Là, Kubrick atteint une espèce de magie propre
à son art, la fameuse "expérience non verbale
", où l'on retrouve l'utilisation savante d'amples
travellings avant qui découvrent, aux yeux du personnage
comme à ceux du spectateur, un monde inconnu et fascinant,
mais qui permettent surtout de suivre la déambulation
physique du héros et de suggérer une déambulation
intérieure. Tous les membres de cette soirée
secrète sont masqués ; on remarquera à
quel point la composition du plan kubrickien révèle
sa tendance picturale, rappelant ici certaines toiles de James
Ensor. Difficile de ne pas voir dans cette orgie le pendant
négatif et obscur de la soirée chez Ziegler,
réunissant les mêmes personnes. Le cauchemar
atteint l'apogée de sa courbe lorsque Bill sera désigné
par le maître de cérémonie comme imposteur
et sera littéralement démasqué devant
tout le monde. On lui intime même l'ordre de se dévêtir
avant le fameux sacrifice de la femme. Ainsi tout le parcours
accompli par Bill aboutit à une mise à nu, plus
encore une véritable humiliation publique. Le cauchemar
révèle sa logique paranoïaque et rappelle
ces rêves fréquents où le rêveur
se retrouve nu au milieu d'une assemblée qui l'observe,
voire se moque de lui. Il ne fait que révéler
et cristalliser le caractère de Bill : son impuissance,
sa pusillanimité, son écrasante faiblesse de
personnage mené en bateau depuis le début. Mais
le trouble profond que procure cette séquence tient
à un renversement des situations d'une extrême
violence : d'une position de voyeur, abrité confortablement
derrière son masque, le personnage passe à une
position, extrêmement désagréable, d'observé.

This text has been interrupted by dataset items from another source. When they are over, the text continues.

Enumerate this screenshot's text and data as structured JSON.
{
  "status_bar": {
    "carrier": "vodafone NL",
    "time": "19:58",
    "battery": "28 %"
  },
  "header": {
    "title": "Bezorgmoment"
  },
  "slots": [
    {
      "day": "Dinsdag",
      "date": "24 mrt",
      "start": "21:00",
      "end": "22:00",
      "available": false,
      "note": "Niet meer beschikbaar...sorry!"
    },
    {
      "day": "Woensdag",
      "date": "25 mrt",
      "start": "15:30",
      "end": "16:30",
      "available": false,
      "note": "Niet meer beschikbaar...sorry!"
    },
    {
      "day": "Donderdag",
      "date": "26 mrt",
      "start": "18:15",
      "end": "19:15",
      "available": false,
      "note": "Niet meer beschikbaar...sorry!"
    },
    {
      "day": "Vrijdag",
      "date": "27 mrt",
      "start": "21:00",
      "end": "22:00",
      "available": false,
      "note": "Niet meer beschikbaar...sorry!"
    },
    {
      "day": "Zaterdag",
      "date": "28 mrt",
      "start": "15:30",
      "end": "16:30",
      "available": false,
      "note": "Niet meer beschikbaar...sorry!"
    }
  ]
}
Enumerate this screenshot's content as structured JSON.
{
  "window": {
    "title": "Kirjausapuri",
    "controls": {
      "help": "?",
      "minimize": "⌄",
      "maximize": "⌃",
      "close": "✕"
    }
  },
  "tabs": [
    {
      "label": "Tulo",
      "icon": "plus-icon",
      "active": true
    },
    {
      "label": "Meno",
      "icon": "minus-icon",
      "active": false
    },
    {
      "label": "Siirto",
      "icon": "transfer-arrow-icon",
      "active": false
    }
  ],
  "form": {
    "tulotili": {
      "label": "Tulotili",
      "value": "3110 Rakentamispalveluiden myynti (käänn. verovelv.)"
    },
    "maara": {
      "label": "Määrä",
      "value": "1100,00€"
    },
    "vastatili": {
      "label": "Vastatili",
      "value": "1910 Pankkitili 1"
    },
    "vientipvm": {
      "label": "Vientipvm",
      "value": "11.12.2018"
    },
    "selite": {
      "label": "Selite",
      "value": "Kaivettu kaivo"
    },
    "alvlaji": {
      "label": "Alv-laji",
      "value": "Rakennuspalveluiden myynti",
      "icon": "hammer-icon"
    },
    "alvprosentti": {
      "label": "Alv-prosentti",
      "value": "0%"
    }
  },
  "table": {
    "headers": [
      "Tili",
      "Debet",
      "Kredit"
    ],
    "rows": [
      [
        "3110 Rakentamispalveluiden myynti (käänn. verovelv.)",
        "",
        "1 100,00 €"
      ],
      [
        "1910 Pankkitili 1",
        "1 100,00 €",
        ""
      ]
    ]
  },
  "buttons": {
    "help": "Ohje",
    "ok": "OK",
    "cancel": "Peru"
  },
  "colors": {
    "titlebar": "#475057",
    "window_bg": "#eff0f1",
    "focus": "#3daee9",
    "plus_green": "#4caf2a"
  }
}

Comme si Kubrick nous renvoyait notre position privilégiée
de spectateur (qu'est-ce qu'un spectateur de cinéma
sinon un voyeur masqué et anonyme ?) ; comme si, dans
le procès de Bill, le cinéaste associait la
faute (et donc la culpabilité) au seul fait de voir,
de se laisser dominer par l'imaginaire au lieu de passer à
l'acte.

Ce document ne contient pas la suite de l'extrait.